Forecast, Weather
Forecast, Weather
a scientifically substantiated hypothesis regarding future changes in the weather, compiled on the basis of an analysis of large-scale atmospheric processes.
Weather forecasts are classified as short-range (covering from a few hours to one or two days), moderately long-range (three to ten days) and long-range (one month or more). Forecasts are made for territories (districts, regions, countries, and ocean areas), as well as for particular populated areas, airports, air routes, highways, and railroad lines.
There are specialized weather forecasts, which are intended for various sectors of the national economy, and forecasts for the general use of the population. Specialized weather forecasts include warnings of dangerous weather phenomena (cyclones, thunderstorms, fog, snowstorms, strong winds, dust storms, and frosts), which may cause difficulties or damage in various sectors of the national economy or threaten the safety of the population. Anticipated weather conditions are described in greater detail in short-term forecasts and warnings than in long-term forecasts. For example, weather forecasts for aviation include the expected weather conditions at flight altitude (type and quantity of clouds, wind direction and speed, and the presence of dangerous phenomena such as bumpiness, icing, or lightning storms), as well as conditions at the landing field (cloud height, visibility, wind direction and speed, and atmospheric temperature).

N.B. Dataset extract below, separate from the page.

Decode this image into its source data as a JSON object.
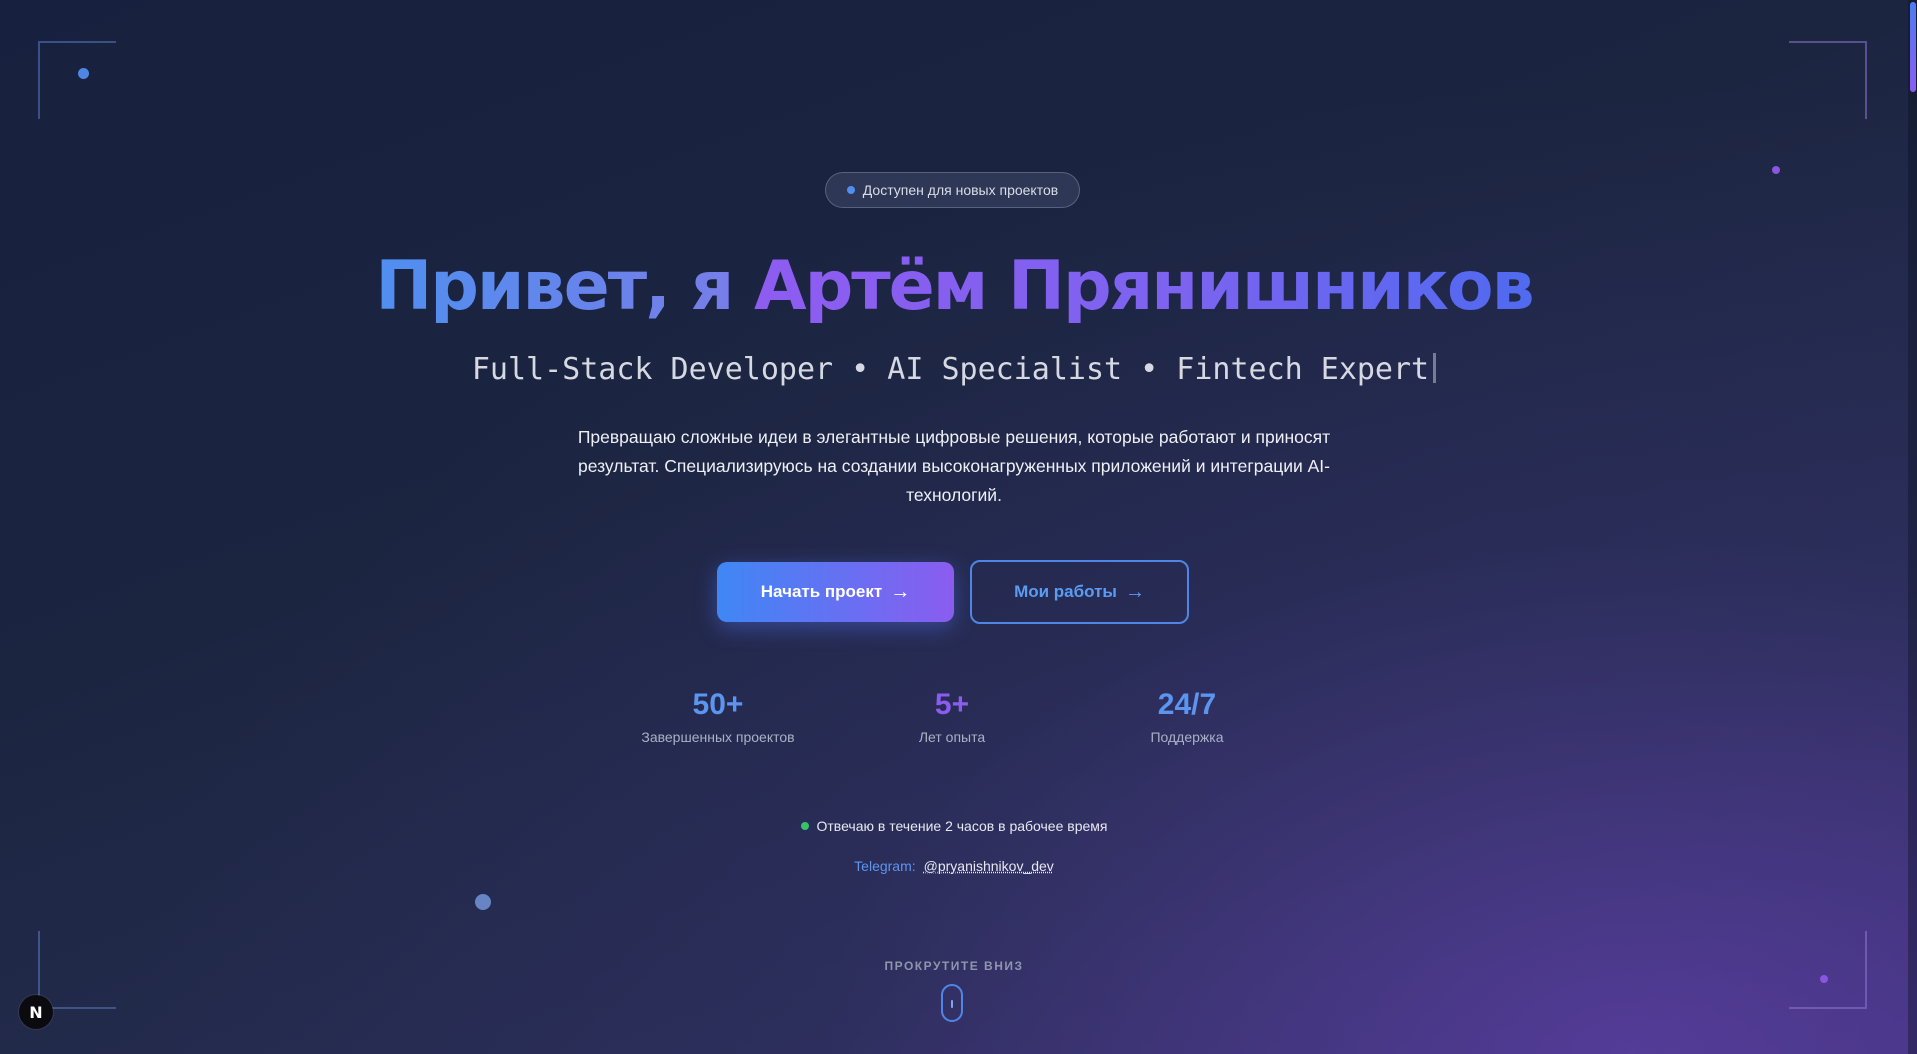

Moderately long-term weather forecasts, which describe the weather for the coming period in more general terms than short-range forecasts, predict the predominance of clear or cloudy weather, the possibility of precipitation, the range of daytime and nighttime temperatures, sharp changes in the weather, and the dominant direction and speed of the wind. Weather forecasts for a month include the sign and magnitude of the expected deviation from normal of the average temperature and precipitation, as well as an indication of the periods of the most marked changes in the weather (cold and hot periods, and transitions from dry to stormy weather). In addition to monthly forecasts, the USSR uses weather forecasts for “natural synoptic seasons,” with an average duration of about two months. These forecasts include the general temperature and precipitation pattern.
Weather forecasts are compiled accordingly to the methods of synoptic meteorology, which require the preparation of synoptic weather maps for various levels of the atmosphere, to an altitude of 30 km from the earth’s surface. Synoptic weather maps are based on data from the observations recorded at meteorological and aerological stations. Information obtained from meteorological satellites is also widely used. Analysis of data from satellites makes it possible to show large atmospheric formations on weather maps (air masses and the atmospheric fronts separating them, cyclones, and anticyclones). The motion and evolution of these atmospheric formations are related to major changes in the weather. Increasingly, weather forecasting is turning to numerical methods, which make it possible to use electronic computers to solve equations for the hydrothermodynamics of the atmosphere and for the temperature at various levels of the atmosphere, as well as to calculate the quantity of precipitation several days in advance.
All of these methods provide an idea of the general weather background, which forecasters analyze in further detail for local conditions. Long-term weather forecasts use various types of statistical links between the past and future development of atmospheric conditions and the state of the weather.
Within the limits of the period for which they are compiled, all weather forecasts decline in accuracy with time. The practicality of any method of weather forecasting is evaluated by comparing its success with that of inertial forecasts, which predict the maintenance of the principal weather pattern for the period of the forecast. On the average, more than 80 in every 100 short-range or moderately long-range forecasts prove to be correct. The main reasons for the greatest errors in forecasts are inaccuracies in calculating the baric field and the direction, speed, and evolution of cyclones and atmospheric fronts. These inaccuracies are due to the imperfection of methods of calculation and the absence of sufficient information from ocean areas, from sparsely populated regions, and particularly from the upper layers of the atmosphere.
The use of numerical methods for weather forecasting is limited by the availability of high-speed computers capable of storing hundreds of millions of words of information and handling it at a rate of several hundreds of millions of operations per second. The methods of long-term weather forecasting are still in the developmental phase. Long-term forecasts do not yet meet the necessary standards for quality. The compilation of sufficiently accurate long-term weather forecasts is one of the most difficult problems in modern science.
REFERENCES
Iudin, M. I. Novye metody i problemy kratkosrochnogo prognoza pogody. Leningrad, 1963.Marchuk, G. I. Chislennye melody v prognozepogody. Leningrad, 1967.
Zverev, A. S. Sinopticheskaia meteorologiia. Leningrad, 1957.
Rukovodstvo po mesiachnym prognozam pogody. Leningrad, 1972.